Ali Wazir est militant du groupe La Lutte, une organisation marxiste-révolutionnaire au Pakistan. Cette organisation a rejoint le Front de gauche de Lahore, une plateforme unie de plusieurs groupes et partis de gauche. Ce Front organise des actions de masse, auxquelles Ali Wazir a pris part.

Les élections de 2018 ont été les plus truquées de toute l’histoire pakistanaise. La société s’est déplacée à droite avec l’arrivée au pouvoir du Mouvement du Pakistan pour la justice (PTI) d’Imran Khan. Avant ces élections, Imran Khan a contacté Ali Wazir en lui offrant l’investiture du PTI dans la région, ce que ce dernier a poliment refusé. Cependant celui qui allait devenir le nouveau Premier ministre pakistanais a annoncé à Ali Wazir, qu’en tout état de cause, par le respect qu’il lui doit, il ne présentera pas de candidat contre lui !

Avant les élections, l’establishment a organisé l’achat des candidatures. Des candidats de la Ligue musulmane du Pakistan - Nawaz (PML-N, à la tête du gouvernement sortant) ont été menacés, contraints de changer de loyauté etc. Le PTI a bénéficié du soutien ouvert de la plupart des institutions étatiques. Dans le contexte où le PTI, encore plus à droite que le PML-N, a remporté les élections, la présence au Parlement d’un marxiste va représenter un courant d’air frais dans cette assemblée nauséabonde.

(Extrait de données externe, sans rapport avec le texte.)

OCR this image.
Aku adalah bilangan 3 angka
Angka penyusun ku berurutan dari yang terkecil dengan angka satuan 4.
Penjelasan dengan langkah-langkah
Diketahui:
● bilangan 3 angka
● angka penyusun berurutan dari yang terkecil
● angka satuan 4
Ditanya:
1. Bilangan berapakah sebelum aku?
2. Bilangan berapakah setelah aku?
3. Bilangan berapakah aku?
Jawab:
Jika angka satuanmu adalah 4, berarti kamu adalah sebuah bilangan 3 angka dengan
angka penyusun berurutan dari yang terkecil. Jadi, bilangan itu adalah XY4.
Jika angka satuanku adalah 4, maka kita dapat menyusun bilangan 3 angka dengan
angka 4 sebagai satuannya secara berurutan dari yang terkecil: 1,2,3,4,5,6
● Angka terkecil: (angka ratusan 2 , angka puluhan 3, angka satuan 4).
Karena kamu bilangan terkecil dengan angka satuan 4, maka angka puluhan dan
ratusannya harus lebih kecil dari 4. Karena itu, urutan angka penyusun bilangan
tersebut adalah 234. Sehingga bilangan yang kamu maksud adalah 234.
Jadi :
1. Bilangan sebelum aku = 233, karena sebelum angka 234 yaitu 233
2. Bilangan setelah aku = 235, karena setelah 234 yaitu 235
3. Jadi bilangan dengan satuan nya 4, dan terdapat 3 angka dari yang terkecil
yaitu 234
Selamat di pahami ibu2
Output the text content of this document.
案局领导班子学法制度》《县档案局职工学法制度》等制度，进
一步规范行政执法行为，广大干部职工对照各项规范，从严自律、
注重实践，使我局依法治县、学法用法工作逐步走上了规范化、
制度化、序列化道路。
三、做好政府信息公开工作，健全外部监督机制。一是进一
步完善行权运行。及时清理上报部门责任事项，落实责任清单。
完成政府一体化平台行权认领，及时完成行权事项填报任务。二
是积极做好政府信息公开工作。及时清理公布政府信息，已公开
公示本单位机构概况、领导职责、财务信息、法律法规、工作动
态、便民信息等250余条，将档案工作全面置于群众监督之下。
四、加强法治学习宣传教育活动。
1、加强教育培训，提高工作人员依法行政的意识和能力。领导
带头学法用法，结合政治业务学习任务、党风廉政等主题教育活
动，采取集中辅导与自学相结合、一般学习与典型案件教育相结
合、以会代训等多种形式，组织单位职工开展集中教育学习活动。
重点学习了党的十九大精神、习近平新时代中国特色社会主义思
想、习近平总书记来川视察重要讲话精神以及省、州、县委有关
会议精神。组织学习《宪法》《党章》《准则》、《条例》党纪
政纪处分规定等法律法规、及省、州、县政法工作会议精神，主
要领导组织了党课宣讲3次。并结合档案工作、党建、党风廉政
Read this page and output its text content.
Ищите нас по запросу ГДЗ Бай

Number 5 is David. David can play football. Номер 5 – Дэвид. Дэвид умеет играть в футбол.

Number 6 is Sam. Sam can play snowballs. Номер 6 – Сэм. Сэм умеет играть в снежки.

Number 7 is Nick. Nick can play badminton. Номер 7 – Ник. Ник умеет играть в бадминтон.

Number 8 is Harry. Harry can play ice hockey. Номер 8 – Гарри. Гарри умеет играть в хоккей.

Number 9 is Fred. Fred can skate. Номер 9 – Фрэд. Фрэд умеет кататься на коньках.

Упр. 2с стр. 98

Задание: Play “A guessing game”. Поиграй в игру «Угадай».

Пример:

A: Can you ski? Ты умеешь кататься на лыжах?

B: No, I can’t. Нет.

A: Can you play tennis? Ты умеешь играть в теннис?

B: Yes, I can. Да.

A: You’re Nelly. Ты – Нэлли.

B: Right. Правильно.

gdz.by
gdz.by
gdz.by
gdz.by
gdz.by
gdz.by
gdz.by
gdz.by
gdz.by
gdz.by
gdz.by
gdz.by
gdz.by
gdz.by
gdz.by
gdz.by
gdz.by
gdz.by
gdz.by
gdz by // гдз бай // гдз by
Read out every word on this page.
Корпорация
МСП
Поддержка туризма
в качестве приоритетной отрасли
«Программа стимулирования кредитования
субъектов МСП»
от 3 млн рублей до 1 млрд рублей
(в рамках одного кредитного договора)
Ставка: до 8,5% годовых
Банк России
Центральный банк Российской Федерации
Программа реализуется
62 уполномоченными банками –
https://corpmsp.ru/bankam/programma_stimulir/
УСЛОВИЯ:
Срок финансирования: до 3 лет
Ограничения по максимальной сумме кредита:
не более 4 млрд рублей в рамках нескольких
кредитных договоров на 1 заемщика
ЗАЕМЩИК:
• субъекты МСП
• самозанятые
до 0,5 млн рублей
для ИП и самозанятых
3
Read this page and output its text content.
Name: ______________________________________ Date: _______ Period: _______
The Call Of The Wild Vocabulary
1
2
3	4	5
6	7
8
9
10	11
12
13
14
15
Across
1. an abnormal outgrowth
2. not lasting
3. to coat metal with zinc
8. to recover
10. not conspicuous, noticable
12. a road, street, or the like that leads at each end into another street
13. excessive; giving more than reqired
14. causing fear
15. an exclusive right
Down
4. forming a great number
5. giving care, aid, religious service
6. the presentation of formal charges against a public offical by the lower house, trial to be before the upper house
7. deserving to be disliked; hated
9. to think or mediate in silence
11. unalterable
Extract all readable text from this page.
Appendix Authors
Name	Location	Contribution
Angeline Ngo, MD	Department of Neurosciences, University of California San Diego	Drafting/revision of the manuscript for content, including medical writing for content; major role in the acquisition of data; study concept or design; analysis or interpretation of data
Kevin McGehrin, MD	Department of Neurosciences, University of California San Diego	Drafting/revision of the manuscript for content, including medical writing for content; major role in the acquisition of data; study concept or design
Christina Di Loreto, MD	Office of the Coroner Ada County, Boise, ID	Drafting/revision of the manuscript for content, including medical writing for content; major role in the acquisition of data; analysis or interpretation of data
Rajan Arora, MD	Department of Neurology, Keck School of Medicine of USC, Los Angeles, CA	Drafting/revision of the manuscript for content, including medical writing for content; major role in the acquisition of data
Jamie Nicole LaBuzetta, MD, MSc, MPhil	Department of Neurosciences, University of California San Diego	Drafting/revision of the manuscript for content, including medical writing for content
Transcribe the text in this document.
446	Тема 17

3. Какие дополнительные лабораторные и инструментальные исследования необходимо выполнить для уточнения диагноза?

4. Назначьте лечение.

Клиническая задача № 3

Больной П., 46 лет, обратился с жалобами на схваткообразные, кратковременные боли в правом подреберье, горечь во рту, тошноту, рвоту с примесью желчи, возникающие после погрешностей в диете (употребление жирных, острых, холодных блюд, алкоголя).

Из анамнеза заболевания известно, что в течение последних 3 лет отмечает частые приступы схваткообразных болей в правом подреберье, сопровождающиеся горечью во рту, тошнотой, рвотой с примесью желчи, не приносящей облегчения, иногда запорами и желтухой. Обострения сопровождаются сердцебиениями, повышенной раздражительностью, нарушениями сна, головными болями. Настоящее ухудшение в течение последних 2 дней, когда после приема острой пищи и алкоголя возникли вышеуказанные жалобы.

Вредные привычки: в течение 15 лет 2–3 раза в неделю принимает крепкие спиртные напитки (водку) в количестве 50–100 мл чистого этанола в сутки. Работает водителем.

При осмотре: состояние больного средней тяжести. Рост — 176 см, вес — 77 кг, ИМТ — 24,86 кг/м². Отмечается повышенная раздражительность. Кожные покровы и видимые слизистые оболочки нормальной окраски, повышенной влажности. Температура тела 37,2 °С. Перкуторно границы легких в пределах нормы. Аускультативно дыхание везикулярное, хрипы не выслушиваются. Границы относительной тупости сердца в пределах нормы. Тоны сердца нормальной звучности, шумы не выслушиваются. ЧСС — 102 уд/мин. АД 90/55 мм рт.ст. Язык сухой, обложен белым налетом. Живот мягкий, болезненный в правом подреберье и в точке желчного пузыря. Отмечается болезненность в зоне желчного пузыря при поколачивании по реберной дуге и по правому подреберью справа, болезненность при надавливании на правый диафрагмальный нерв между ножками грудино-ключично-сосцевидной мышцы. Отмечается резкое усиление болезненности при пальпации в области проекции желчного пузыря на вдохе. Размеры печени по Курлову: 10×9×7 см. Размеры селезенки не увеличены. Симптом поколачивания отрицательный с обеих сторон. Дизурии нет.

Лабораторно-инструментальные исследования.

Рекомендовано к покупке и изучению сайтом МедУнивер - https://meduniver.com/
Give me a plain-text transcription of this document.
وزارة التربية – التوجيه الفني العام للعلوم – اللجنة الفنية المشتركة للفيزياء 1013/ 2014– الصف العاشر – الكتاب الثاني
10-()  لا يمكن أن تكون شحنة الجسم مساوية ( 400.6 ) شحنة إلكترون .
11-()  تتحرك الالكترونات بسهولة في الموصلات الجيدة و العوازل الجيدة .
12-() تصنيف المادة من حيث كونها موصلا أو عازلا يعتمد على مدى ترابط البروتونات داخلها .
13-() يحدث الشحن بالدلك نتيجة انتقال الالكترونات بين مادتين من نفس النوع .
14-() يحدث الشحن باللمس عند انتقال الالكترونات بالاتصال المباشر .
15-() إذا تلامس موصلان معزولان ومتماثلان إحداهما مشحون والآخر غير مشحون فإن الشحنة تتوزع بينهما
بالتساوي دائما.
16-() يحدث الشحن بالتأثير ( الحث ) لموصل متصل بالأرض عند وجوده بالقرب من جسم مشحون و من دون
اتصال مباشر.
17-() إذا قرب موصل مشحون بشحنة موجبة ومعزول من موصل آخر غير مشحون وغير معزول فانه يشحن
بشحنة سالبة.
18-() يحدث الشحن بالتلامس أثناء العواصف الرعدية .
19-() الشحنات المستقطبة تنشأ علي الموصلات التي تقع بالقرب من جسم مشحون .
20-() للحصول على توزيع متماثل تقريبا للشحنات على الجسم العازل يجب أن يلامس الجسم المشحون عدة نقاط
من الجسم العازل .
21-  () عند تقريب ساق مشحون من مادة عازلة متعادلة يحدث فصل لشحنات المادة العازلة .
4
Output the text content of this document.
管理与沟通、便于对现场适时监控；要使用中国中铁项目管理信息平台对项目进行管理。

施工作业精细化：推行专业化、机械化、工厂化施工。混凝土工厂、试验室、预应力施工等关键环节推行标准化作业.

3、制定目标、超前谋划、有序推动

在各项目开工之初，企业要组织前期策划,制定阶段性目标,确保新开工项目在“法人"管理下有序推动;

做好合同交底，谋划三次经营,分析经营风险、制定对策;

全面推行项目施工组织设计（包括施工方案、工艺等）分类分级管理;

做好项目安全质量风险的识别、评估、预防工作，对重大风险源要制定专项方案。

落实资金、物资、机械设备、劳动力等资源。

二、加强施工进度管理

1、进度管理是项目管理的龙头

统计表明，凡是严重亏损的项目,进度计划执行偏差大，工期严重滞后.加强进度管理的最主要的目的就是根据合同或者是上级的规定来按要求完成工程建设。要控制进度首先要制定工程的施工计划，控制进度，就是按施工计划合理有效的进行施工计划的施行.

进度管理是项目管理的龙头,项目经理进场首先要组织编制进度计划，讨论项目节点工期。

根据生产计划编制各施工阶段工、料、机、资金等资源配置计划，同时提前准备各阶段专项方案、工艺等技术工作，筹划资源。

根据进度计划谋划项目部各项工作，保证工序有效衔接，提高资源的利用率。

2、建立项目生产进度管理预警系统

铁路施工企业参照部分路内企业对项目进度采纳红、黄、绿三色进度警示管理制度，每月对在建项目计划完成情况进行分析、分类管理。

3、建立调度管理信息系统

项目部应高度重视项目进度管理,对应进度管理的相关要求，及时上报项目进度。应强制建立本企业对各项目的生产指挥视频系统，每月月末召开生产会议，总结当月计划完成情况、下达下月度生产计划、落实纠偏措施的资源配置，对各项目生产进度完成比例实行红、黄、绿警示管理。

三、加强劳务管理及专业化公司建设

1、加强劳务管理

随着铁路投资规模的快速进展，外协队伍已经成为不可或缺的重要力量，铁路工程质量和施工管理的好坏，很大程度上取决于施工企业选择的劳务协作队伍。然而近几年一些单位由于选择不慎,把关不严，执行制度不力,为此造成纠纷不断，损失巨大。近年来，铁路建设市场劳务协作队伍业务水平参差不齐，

Alors que d’autres organisations de la gauche, y compris le Awami Workers Party, ont également présenté des candidatures lors de ces élections et ont mené une formidable campagne électorale, la candidature d’Ali Wazir était particulière. Tout en faisant du porte-à-porte, il prenait la parole chaque jour dans des meetings publics, malgré ses très faibles moyens matériels. Des milliers de personnes l’acclamaient. Nous étions certains qu’il allait l’emporter, mais nous craignions qu’un incident puisse faire annuler son élection.

Mais Ali Wazir a ouvert les portes pour toute la gauche. La plupart de militants sociaux l’apprécient, car il est modeste et a toujours les pieds sur la terre lorsqu’il parle aux travailleurs, mais qu’il rugit comme un lion quand il s’adresse à la classe dirigeante. Un intrépide combattant de la classe ouvrière qui a émergé dans l’histoire récente du prolétariat pakistanais comme l’un des dirigeants de la gauche le plus respecté.

27 juillet 2018

Farook Tariq militant de la IVe Internationale, porte-parole national d’Awami Workers Party (formé en 2012 par la fusion de trois partis se réclamant de la classe ouvrière, dont le Labour Party Pakistan), est le coordinateur de Lahore Left Front (Front de gauche de Lahore). Cet article a été publié par Asian Marxist Review. Traduit de l’anglais par JM.

Notes

1. The Struggle (La Lutte) est une organisation marxiste-révolutionnaire qui a rompu en 2016 avec la Tendance marxiste internationale (TMI, dont le dirigeant le plus connu est l’anglais Alan Woods).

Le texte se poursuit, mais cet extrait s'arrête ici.